Rats. I wanted to golf today but the weather isn’t cooperating. I also stay away from the course sometimes when my golf instructor, Pete Black, is the starter. Today and tomorrow, he is the afternoon starter and that’s when I like to play. He of course wants to know how things are coming along and somehow manages to pump yet a few more “should dos” into me and I am full up with “should dos”.
After a few months of heavy contemplation, I have decided to find another instructor. My decision has nothing to do with Pete Black’s knowledge or him as a person. He is a walking encyclopedia of golf. He seems to know who made birdie on what hole in every major that has ever occurred. He is an expert when it comes to the art of the golf swing, to course management – and he really wants to help me. He is the type of instructor who gives students extra time and is always generous with his expertise. He has given me little training aids – a donut to add weight to my clubs for L to L drills, and a grip to hold and swing and practice various specifics like, for example, cocking the wrist at the right time.

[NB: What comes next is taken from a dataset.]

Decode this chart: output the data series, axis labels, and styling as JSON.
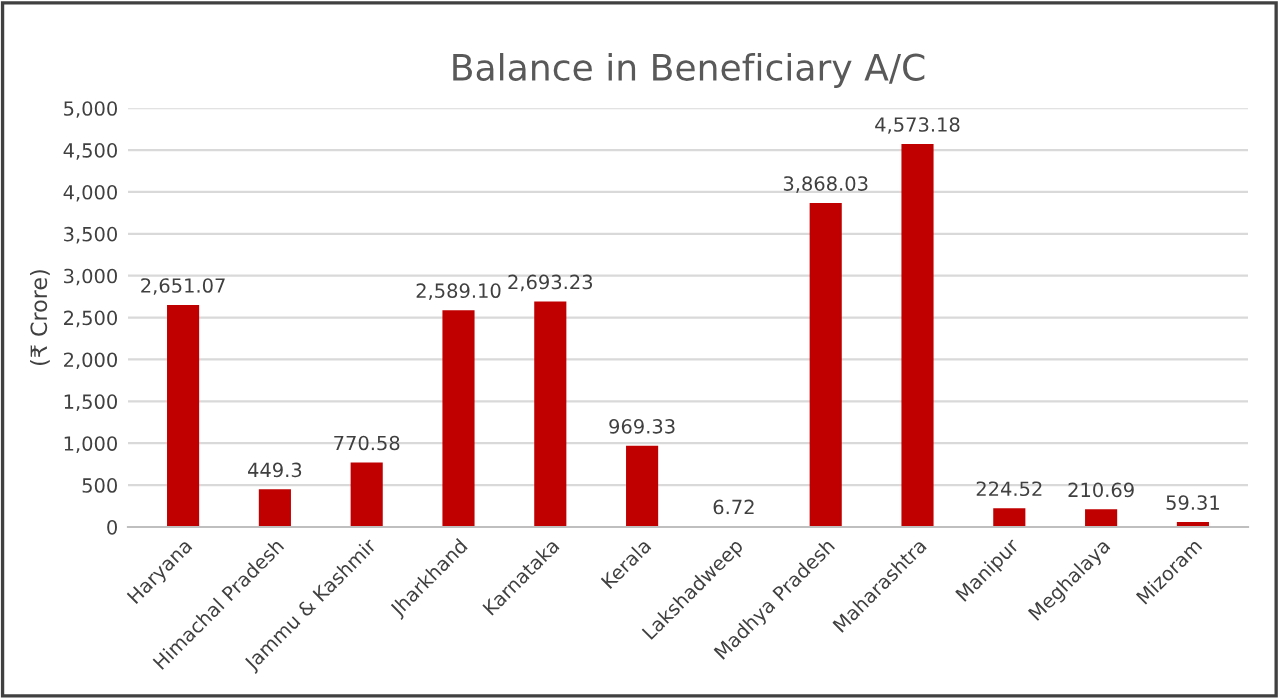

My need for a new instructor is more about style and what I need in order to further my golf education. I need fewer words and more just trying to get the feel of it all, so my body can catch up with my knowledge. When I’m lacking confidence walking up to a long fairway shot, all the words in the world don’t help me. They attack my confidence even further. I need to just know I can hit it, that my body remembers what it is supposed to do and will take my ball from point A to point B in the manner in which I want it to. I’m not there yet but that’s what I’m working on the hardest at this time. That’s what I need help with right now. Then I could very well return to Pete Black at a later time.
Keep the boss happy
I just checked out the book “Inner Game of Golf” from the library and I have already found value in it. In just the first few chapters the book has suggested that I have two selves. Self 1 and Self 2. Self 1 is the mean self who barks orders at poor Self 2 like, “keep your eyes on the ball” or “get those damn shoulders to 90 degrees” or “don’t hit it fat this time” or “for God’s sake don’t hit it thin either” or “you’ve got to drive it extra far on this par five or you’re totally screwed” and so on. It also says things like “you idiot, I just knew you’d mess that up” or “what are you some kind of spaz” or “why can’t you get this” and much worse. As for Self 2 – it just golfs. If Self 2 could be left alone to just golf, it would probably golf much better.
So I learned that I have to keep Self 1 occupied just enough to stop henpecking Self 2. Self 1 has to have something to do that is interesting enough so it doesn’t even consider getting in Self 2’s face. In my case, I am finding that being really strict with myself about tempo achieves this purpose. I even try to say my tempo out loud. For example in a medium range iron swing, I say “one-and-two-and” rather slowly so that by the time I say the last word I am finishing my follow-though. Self 1 gets engrossed in the lovely rhythm of the tempo and is content. Self 2 swings more fluidly and hits a better shot.
I must really work to do this every time though. It doesn’t come easy to a high strung person like me. I get as impatient as anyone, rush shots, skip steps of my pre-shot routine and commit other such disasters to the swing process. But when I do this counting thing, this controlled tempo swing, good things happen.
In the end, golf is going to teach me a lot about self discipline.